The Revolutionary War broke out, but the family was not considered a threat to the English, so they were allowed to stay in their settlement. Four of the eight sons stayed in Wilton and the Perry name is prominent in Wilton history. Requests for Perry genealogy at the Historian’s office are easily answered as it seems that Wilton is the “Perry” capital if the world”. The Woodard Road now “dead-ends” a short distance from the old Perry barn and the former spring house at what is now known as “Pratt’s Pond”. The pond was formed with a dam built by Fred Pratt around 1940. It has since been replaced by a Beaver dam and is much larger that the original.
Although this area of the Palmertown Range has been planned for development of ten acre homes the old trail still exists, only for snowmobiles or all-terrain vehicles by special permission.
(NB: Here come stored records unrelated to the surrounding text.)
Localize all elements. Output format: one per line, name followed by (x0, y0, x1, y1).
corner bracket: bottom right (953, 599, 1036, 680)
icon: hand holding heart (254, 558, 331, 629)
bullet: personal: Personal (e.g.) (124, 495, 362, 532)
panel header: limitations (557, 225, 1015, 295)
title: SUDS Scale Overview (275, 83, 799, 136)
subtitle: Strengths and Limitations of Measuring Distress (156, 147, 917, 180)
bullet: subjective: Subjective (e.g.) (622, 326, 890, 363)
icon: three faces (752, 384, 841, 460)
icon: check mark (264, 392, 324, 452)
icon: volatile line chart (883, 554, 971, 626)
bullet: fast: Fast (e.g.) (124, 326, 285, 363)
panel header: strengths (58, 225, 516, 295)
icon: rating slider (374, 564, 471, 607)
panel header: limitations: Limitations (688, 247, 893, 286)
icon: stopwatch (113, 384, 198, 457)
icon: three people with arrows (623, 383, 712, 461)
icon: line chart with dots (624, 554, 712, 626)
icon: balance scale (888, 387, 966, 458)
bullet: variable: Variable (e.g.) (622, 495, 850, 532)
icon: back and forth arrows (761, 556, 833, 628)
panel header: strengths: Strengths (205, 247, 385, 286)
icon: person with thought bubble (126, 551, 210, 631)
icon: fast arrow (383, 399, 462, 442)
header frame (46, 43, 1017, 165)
The remains of a Felspar mining operation and many old cellar holes are still evident.
Genealogy again plays a part in this area. Mr. Al Clarke who lives in the old Doc Lincoln house off Parkhurst Road in Wilton was asked to open his house for a house tour around the Millennium. Al decided to research the Doc Lincoln history and found that many Lincoln homesteads were on the Woodard Road, which crossed into the Northern tip of the Town of Greenfield and into the Town of Corinth. The Woodard Road once ran into the Lincoln Mountain Road in those early days.
Mr. Clarke decided to map each of those cellar holes and do complete histories of those families. This study has developed into two books. The first book was a complete study of the Doc Lincoln house and the owners and the second book was a complete history of this Lincoln family, which even has ties to Hawaii. Genealogy requests for the local Lincoln family history are now answered with “We are now the Lincoln capital of the World”.